Hi 63,
Yes Operation Mercury was the last great German air-drop of the war. The loss of 170 Ju52 transport aircraft particularly enraged Hitler, especially because he considered it a side-show to his all important invasion of Russia a month later. The loss of so many transport aircraft (Germany never had enough as it was) was a serious impediment to German forces in the east for the next two years. Mercury went ahead because the German high command realized the strategic importance of Crete. With control of Crete, not only would the Germans have an unsinkable aircraft carrier to control the Aegean and Eastern Med. from, it was half-way between Greece and their Afrika Corps forces fighting in Libya and Egypt and should have made resupply much easier.
The Germans hit Crete because it is far larger than Malta (thus giving them more drop zones), because they thought it was more lightly defended than it was, and because they thought (wrongly) that the could hit the island with seaborne forces from Greece at the same time the paratroopers landed. As it was, the British navy sank the naval component.

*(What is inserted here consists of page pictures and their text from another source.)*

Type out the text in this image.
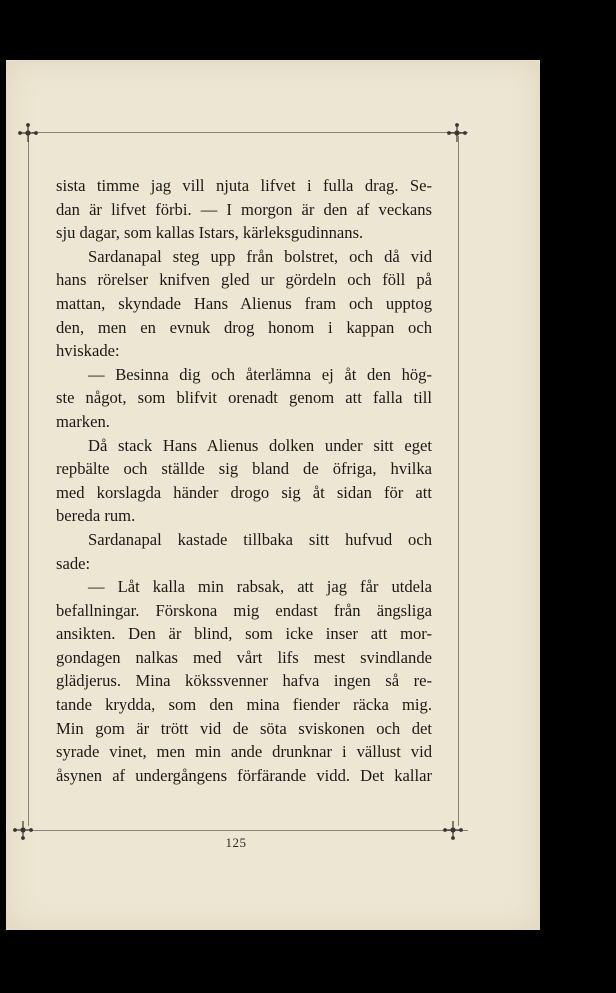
sista timme jag vill njuta lifvet i fulla drag. Se-
dan är lifvet förbi. — I morgon är den af veckans
sju dagar, som kallas Istars, kärleksgudinnans.
Sardanapal steg upp från bolstret, och då vid
hans rörelser knifven gled ur gördeln och föll på
mattan, skyndade Hans Alienus fram och upptog
den, men en evnuk drog honom i kappan och
hviskade:
— Besinna dig och återlämna ej åt den hög-
ste något, som blifvit orenadt genom att falla till
marken.
Då stack Hans Alienus dolken under sitt eget
repbälte och ställde sig bland de öfriga, hvilka
med korslagda händer drogo sig åt sidan för att
bereda rum.
Sardanapal kastade tillbaka sitt hufvud och
sade:
— Låt kalla min rabsak, att jag får utdela
befallningar. Förskona mig endast från ängsliga
ansikten. Den är blind, som icke inser att mor-
gondagen nalkas med vårt lifs mest svindlande
glädjerus. Mina kökssvenner hafva ingen så re-
tande krydda, som den mina fiender räcka mig.
Min gom är trött vid de söta sviskonen och det
syrade vinet, men min ande drunknar i vällust vid
åsynen af undergångens förfärande vidd. Det kallar
125
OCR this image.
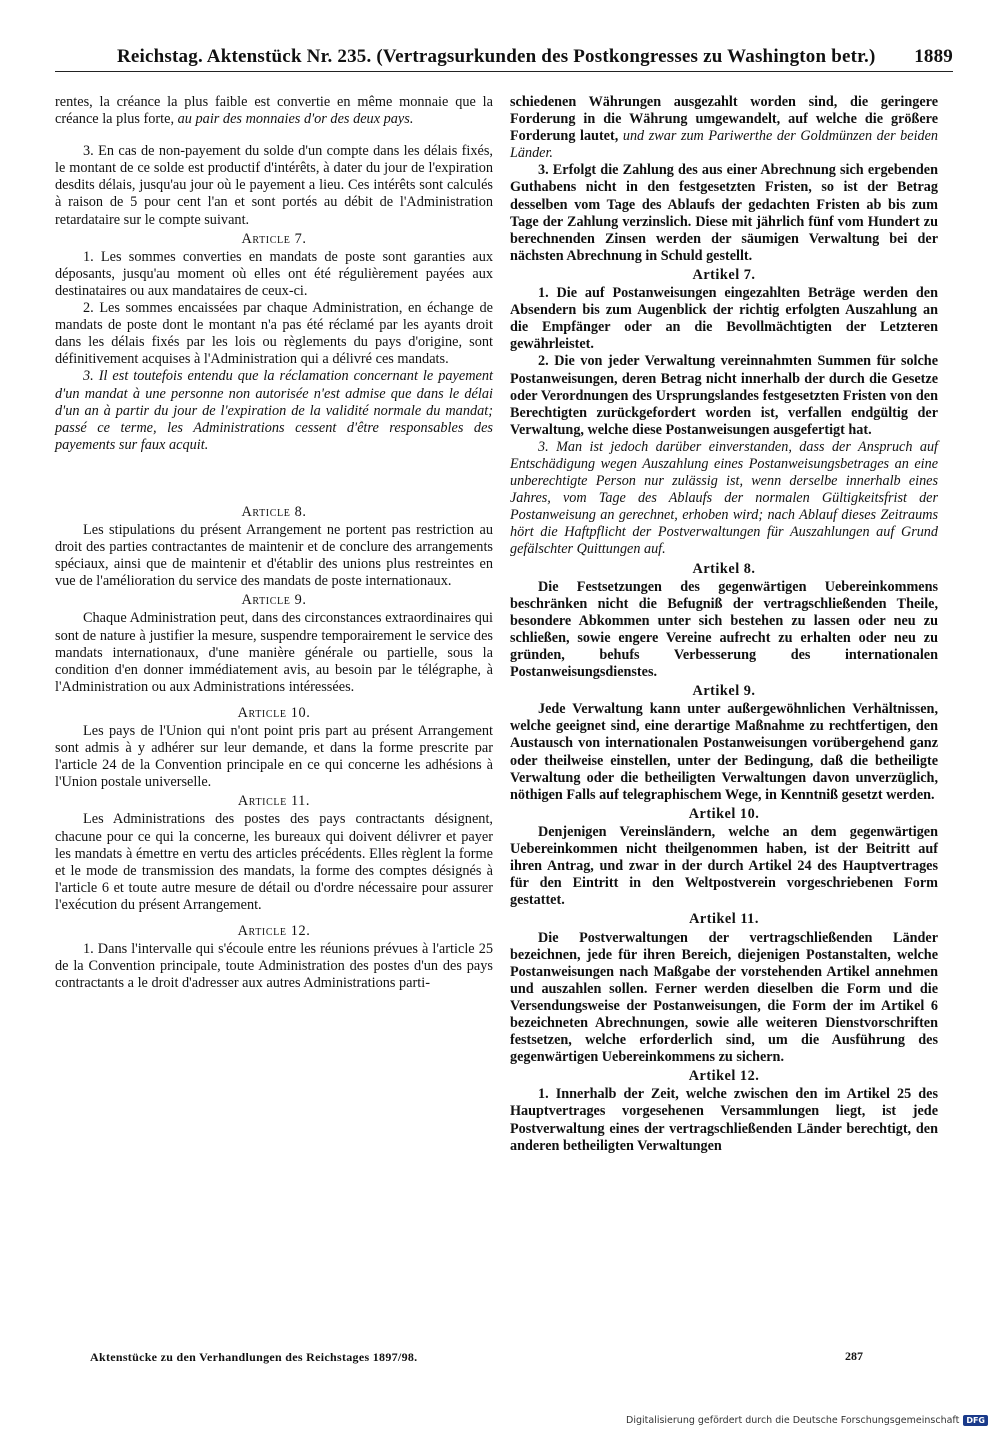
Reichstag. Aktenstück Nr. 235. (Vertragsurkunden des Postkongresses zu Washington betr.) 1889

rentes, la créance la plus faible est convertie en même monnaie que la créance la plus forte, au pair des monnaies d'or des deux pays.

3. En cas de non-payement du solde d'un compte dans les délais fixés, le montant de ce solde est productif d'intérêts, à dater du jour de l'expiration desdits délais, jusqu'au jour où le payement a lieu. Ces intérêts sont calculés à raison de 5 pour cent l'an et sont portés au débit de l'Administration retardataire sur le compte suivant.

Article 7.

1. Les sommes converties en mandats de poste sont garanties aux déposants, jusqu'au moment où elles ont été régulièrement payées aux destinataires ou aux mandataires de ceux-ci.

2. Les sommes encaissées par chaque Administration, en échange de mandats de poste dont le montant n'a pas été réclamé par les ayants droit dans les délais fixés par les lois ou règlements du pays d'origine, sont définitivement acquises à l'Administration qui a délivré ces mandats.

3. Il est toutefois entendu que la réclamation concernant le payement d'un mandat à une personne non autorisée n'est admise que dans le délai d'un an à partir du jour de l'expiration de la validité normale du mandat; passé ce terme, les Administrations cessent d'être responsables des payements sur faux acquit.

Article 8.

Les stipulations du présent Arrangement ne portent pas restriction au droit des parties contractantes de maintenir et de conclure des arrangements spéciaux, ainsi que de maintenir et d'établir des unions plus restreintes en vue de l'amélioration du service des mandats de poste internationaux.

Article 9.

Chaque Administration peut, dans des circonstances extraordinaires qui sont de nature à justifier la mesure, suspendre temporairement le service des mandats internationaux, d'une manière générale ou partielle, sous la condition d'en donner immédiatement avis, au besoin par le télégraphe, à l'Administration ou aux Administrations intéressées.

Article 10.

Les pays de l'Union qui n'ont point pris part au présent Arrangement sont admis à y adhérer sur leur demande, et dans la forme prescrite par l'article 24 de la Convention principale en ce qui concerne les adhésions à l'Union postale universelle.

Article 11.

Les Administrations des postes des pays contractants désignent, chacune pour ce qui la concerne, les bureaux qui doivent délivrer et payer les mandats à émettre en vertu des articles précédents. Elles règlent la forme et le mode de transmission des mandats, la forme des comptes désignés à l'article 6 et toute autre mesure de détail ou d'ordre nécessaire pour assurer l'exécution du présent Arrangement.

Article 12.

1. Dans l'intervalle qui s'écoule entre les réunions prévues à l'article 25 de la Convention principale, toute Administration des postes d'un des pays contractants a le droit d'adresser aux autres Administrations parti-

schiedenen Währungen ausgezahlt worden sind, die geringere Forderung in die Währung umgewandelt, auf welche die größere Forderung lautet, und zwar zum Pariwerthe der Goldmünzen der beiden Länder.

3. Erfolgt die Zahlung des aus einer Abrechnung sich ergebenden Guthabens nicht in den festgesetzten Fristen, so ist der Betrag desselben vom Tage des Ablaufs der gedachten Fristen ab bis zum Tage der Zahlung verzinslich. Diese mit jährlich fünf vom Hundert zu berechnenden Zinsen werden der säumigen Verwaltung bei der nächsten Abrechnung in Schuld gestellt.

Artikel 7.

1. Die auf Postanweisungen eingezahlten Beträge werden den Absendern bis zum Augenblick der richtig erfolgten Auszahlung an die Empfänger oder an die Bevollmächtigten der Letzteren gewährleistet.

2. Die von jeder Verwaltung vereinnahmten Summen für solche Postanweisungen, deren Betrag nicht innerhalb der durch die Gesetze oder Verordnungen des Ursprungslandes festgesetzten Fristen von den Berechtigten zurückgefordert worden ist, verfallen endgültig der Verwaltung, welche diese Postanweisungen ausgefertigt hat.

3. Man ist jedoch darüber einverstanden, dass der Anspruch auf Entschädigung wegen Auszahlung eines Postanweisungsbetrages an eine unberechtigte Person nur zulässig ist, wenn derselbe innerhalb eines Jahres, vom Tage des Ablaufs der normalen Gültigkeitsfrist der Postanweisung an gerechnet, erhoben wird; nach Ablauf dieses Zeitraums hört die Haftpflicht der Postverwaltungen für Auszahlungen auf Grund gefälschter Quittungen auf.

Artikel 8.

Die Festsetzungen des gegenwärtigen Uebereinkommens beschränken nicht die Befugniß der vertragschließenden Theile, besondere Abkommen unter sich bestehen zu lassen oder neu zu schließen, sowie engere Vereine aufrecht zu erhalten oder neu zu gründen, behufs Verbesserung des internationalen Postanweisungsdienstes.

Artikel 9.

Jede Verwaltung kann unter außergewöhnlichen Verhältnissen, welche geeignet sind, eine derartige Maßnahme zu rechtfertigen, den Austausch von internationalen Postanweisungen vorübergehend ganz oder theilweise einstellen, unter der Bedingung, daß die betheiligte Verwaltung oder die betheiligten Verwaltungen davon unverzüglich, nöthigen Falls auf telegraphischem Wege, in Kenntniß gesetzt werden.

Artikel 10.

Denjenigen Vereinsländern, welche an dem gegenwärtigen Uebereinkommen nicht theilgenommen haben, ist der Beitritt auf ihren Antrag, und zwar in der durch Artikel 24 des Hauptvertrages für den Eintritt in den Weltpostverein vorgeschriebenen Form gestattet.

Artikel 11.

Die Postverwaltungen der vertragschließenden Länder bezeichnen, jede für ihren Bereich, diejenigen Postanstalten, welche Postanweisungen nach Maßgabe der vorstehenden Artikel annehmen und auszahlen sollen. Ferner werden dieselben die Form und die Versendungsweise der Postanweisungen, die Form der im Artikel 6 bezeichneten Abrechnungen, sowie alle weiteren Dienstvorschriften festsetzen, welche erforderlich sind, um die Ausführung des gegenwärtigen Uebereinkommens zu sichern.

Artikel 12.

1. Innerhalb der Zeit, welche zwischen den im Artikel 25 des Hauptvertrages vorgesehenen Versammlungen liegt, ist jede Postverwaltung eines der vertragschließenden Länder berechtigt, den anderen betheiligten Verwaltungen

Aktenstücke zu den Verhandlungen des Reichstages 1897/98.	287
Digitalisierung gefördert durch die Deutsche Forschungsgemeinschaft DFG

The German high command pressed for an invasion of Malta as well, but after the losses taken in Mercury, and the beginning of Barbarossa, Hitler was content to simply let the Luftwaffe and Italians try to bomb and starve the island into submission. This was a blunder the Germans would pay for dearly in 1943.
Hitler's incredibly poor grasp of strategy was perhaps the greatest blessing the allies were ever granted.